Similarly and for the second reason, would villagers in Mutimurefu not become suspicious of a political conspiracy when a minister of environment orders chiefs to fine villagers a beast for cutting down a single tree?

It is common knowledge that in Chiadzwa rich conglomerates have caused much harm to the environment without undertaking an Environmental Impact Assessment as required by Section 97 of the Environmental Management Act (Chapter 20:27) of the country’s laws as they chase the profits bottom line in the diamond fields.

Honestly, was the minister unaware of these activities that threaten the environment? Did he ever lift a finger? If the poor villagers are forced to  part with their beasts for a tree, are they not justified to think that there is a hidden political motive if big companies can get away with violating the same laws?

Again, Zimbabweans whose only hope of driving a decent car is pinned on importing a 10-year-old Japanese second-hand car will struggle to understand the Road Traffic (Construction, Equipment and Use) Regulations published by the Transport ministry in the government gazette of September 17. The regulations banned second-hand imports on condition they are more than five years old. In mitigation, Francis Nhema, the Environment minister says, “We have a duty to … protect … our environment.”

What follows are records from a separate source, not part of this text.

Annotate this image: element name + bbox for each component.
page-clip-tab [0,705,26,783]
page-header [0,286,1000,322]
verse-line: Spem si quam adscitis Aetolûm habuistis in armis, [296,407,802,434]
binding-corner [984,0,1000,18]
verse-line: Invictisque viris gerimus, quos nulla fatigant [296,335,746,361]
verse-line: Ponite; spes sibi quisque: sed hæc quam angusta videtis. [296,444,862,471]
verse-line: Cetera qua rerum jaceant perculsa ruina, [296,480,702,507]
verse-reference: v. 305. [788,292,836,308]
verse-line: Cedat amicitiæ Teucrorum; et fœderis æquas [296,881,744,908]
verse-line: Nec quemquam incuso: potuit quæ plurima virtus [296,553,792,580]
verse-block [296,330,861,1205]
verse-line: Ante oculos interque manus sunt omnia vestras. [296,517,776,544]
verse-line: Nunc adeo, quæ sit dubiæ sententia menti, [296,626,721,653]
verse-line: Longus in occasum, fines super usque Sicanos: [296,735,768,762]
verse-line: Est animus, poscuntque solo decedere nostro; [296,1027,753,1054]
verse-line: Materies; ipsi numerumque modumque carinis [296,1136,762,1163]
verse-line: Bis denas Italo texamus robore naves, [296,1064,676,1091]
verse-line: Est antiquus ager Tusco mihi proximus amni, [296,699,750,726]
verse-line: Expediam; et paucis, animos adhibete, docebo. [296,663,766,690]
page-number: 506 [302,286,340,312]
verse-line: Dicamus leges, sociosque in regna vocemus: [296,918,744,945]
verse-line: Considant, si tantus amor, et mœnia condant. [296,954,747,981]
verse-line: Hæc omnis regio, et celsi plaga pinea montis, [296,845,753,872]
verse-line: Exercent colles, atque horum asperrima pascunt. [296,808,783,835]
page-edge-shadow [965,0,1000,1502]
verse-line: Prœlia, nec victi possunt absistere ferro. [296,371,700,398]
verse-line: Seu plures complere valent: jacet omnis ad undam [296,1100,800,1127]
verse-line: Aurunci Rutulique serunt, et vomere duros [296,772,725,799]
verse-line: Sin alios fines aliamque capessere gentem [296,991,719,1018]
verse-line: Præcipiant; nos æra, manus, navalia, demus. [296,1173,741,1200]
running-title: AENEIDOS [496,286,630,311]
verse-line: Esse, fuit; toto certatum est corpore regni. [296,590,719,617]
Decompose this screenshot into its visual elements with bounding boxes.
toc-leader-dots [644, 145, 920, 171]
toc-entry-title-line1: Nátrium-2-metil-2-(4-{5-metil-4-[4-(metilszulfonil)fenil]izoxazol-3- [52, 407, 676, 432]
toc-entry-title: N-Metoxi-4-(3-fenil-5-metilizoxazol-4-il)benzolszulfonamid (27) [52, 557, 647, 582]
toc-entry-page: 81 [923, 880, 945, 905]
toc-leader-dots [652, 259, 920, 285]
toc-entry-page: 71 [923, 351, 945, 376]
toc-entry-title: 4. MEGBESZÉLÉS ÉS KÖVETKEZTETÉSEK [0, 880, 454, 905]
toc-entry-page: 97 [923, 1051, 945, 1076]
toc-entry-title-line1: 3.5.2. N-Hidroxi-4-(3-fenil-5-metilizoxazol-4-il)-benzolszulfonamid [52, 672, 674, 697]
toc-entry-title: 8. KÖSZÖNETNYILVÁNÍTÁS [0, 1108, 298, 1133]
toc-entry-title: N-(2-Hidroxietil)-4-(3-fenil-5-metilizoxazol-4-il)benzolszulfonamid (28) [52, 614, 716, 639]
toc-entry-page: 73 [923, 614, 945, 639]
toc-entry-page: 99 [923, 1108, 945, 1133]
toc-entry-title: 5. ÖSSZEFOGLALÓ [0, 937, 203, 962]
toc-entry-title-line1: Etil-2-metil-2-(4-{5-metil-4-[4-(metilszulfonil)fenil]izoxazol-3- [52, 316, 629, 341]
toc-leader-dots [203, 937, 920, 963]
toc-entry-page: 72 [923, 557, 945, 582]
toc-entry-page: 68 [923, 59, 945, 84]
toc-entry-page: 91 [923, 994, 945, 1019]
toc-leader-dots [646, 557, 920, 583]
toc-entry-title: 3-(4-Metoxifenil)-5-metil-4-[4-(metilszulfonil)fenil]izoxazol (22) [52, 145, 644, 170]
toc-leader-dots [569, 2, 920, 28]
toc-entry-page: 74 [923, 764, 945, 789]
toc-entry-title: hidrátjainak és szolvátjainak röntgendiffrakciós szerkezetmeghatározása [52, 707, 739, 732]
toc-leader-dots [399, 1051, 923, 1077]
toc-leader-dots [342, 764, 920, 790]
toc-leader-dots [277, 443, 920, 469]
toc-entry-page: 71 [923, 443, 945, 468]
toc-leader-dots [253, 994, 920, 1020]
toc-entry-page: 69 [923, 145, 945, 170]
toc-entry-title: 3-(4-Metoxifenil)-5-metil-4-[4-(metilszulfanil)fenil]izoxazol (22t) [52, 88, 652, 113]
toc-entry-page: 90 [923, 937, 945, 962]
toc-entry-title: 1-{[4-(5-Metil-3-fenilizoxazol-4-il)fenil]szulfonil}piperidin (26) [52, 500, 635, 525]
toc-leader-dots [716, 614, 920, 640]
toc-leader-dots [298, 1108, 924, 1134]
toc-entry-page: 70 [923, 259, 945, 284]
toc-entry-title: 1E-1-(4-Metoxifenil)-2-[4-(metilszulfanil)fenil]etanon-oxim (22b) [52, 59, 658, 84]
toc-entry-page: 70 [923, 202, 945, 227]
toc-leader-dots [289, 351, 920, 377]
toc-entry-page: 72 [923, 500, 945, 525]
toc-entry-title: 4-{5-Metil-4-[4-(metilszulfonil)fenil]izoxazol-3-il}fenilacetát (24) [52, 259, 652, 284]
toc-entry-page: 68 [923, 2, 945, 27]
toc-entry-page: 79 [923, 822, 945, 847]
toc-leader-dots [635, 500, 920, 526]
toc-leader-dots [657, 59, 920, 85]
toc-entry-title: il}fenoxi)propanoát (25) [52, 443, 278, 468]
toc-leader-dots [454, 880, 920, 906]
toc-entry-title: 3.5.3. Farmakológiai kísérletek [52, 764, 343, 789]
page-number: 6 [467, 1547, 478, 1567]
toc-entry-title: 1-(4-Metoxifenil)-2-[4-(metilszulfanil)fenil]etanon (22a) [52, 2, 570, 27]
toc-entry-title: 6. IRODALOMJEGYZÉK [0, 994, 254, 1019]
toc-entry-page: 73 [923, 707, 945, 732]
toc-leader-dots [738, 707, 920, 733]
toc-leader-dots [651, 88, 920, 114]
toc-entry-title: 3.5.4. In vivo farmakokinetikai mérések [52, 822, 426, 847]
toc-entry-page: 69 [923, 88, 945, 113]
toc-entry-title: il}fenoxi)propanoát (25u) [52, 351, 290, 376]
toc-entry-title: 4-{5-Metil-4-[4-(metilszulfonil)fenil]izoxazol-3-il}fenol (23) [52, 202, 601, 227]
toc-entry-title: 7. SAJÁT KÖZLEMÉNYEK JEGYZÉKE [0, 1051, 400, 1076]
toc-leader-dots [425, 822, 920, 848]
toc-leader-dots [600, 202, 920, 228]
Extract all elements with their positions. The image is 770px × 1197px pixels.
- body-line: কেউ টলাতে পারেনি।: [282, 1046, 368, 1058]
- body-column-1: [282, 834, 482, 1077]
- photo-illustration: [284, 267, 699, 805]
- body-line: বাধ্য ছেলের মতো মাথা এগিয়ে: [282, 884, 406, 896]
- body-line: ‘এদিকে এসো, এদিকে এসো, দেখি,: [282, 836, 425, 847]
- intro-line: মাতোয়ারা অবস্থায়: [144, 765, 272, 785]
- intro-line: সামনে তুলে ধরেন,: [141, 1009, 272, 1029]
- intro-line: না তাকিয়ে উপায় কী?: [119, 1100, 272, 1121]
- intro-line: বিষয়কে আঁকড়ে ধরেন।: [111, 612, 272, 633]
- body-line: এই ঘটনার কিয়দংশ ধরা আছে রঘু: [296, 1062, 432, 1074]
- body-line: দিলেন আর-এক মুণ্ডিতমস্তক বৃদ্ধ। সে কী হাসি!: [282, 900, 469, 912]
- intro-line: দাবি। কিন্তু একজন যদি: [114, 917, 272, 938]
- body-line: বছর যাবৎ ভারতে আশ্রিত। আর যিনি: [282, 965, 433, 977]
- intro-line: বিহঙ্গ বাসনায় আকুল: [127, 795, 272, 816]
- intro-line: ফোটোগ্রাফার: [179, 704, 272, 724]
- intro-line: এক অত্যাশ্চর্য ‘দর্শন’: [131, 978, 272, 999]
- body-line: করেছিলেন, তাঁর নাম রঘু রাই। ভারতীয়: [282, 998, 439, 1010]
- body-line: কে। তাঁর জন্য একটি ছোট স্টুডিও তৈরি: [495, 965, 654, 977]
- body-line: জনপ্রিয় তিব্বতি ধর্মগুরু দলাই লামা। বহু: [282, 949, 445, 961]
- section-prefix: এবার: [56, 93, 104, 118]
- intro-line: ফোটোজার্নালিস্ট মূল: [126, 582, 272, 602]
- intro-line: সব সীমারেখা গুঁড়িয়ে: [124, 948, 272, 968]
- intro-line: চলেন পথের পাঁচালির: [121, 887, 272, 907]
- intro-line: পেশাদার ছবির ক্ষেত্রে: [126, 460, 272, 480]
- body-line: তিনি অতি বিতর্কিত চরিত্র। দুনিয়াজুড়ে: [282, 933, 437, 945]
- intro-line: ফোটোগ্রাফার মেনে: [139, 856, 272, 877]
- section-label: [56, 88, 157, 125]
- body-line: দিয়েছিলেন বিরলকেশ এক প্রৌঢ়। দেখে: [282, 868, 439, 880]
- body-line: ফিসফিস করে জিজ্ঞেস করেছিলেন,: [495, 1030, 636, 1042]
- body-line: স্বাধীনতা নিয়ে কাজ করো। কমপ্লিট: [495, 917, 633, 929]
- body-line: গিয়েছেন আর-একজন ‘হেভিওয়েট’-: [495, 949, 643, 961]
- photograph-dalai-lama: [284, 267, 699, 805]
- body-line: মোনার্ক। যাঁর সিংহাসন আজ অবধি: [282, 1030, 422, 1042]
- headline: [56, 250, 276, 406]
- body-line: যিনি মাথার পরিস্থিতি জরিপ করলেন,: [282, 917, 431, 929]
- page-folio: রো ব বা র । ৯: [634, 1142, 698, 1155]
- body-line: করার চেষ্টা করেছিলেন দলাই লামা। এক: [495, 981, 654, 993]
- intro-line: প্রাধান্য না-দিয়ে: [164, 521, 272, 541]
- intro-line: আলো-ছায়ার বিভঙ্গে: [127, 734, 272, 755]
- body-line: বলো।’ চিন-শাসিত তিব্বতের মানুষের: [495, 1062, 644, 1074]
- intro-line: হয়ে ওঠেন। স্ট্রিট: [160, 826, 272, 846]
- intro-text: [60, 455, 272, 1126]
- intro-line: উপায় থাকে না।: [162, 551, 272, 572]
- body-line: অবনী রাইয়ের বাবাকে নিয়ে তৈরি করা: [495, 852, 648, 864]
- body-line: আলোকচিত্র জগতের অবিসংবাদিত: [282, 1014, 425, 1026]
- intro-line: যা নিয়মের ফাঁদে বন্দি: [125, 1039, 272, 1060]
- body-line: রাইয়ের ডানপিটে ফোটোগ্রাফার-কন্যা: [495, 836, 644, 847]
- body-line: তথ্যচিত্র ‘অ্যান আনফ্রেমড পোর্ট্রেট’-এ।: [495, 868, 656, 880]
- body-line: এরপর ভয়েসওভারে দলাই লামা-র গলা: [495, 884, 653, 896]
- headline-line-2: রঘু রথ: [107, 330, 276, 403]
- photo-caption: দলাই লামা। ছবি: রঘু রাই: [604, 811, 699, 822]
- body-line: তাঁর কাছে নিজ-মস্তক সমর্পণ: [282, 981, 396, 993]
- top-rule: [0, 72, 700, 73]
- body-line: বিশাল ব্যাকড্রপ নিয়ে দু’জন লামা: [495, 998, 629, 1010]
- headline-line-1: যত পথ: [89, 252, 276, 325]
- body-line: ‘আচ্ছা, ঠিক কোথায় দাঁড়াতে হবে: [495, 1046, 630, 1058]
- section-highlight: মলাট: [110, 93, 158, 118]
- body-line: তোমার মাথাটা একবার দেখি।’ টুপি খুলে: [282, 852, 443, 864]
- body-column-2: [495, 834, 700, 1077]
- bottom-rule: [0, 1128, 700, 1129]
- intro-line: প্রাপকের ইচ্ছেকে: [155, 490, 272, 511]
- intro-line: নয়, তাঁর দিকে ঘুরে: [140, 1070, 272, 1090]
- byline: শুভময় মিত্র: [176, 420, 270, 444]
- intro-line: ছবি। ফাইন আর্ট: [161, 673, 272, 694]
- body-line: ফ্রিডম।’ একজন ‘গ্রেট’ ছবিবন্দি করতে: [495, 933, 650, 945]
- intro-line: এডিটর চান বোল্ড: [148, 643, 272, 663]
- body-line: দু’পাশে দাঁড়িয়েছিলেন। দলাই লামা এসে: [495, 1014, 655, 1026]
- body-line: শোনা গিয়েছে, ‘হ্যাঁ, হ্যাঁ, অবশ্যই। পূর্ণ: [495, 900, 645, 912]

The truth is that many Zimbabweans do not read this sudden interest in saving the environment as sincere.
Those with a gift of memory have not forgotten that a clean environment was part of the excuses for an operation that left them homeless and destitute in 2005.

All these constituencies cited in the above examples are potentially angry voters. When they voted, politicians did not explain to them the problem at hand and how they intended to deal with such challenges. Today, the voters are likely to think that politicians have a hidden motive and that concern for the environment is just a façade when the environment agenda is nicodemously championed through some unpopular regulations.

Many would still ask the question why now and think that the action came a little too late. Justifiably so, they think that were the politicians serious and had they acted quickly, thousands of lives wouldn’t have been lost to cholera, a disease that thrives on an unclean environment.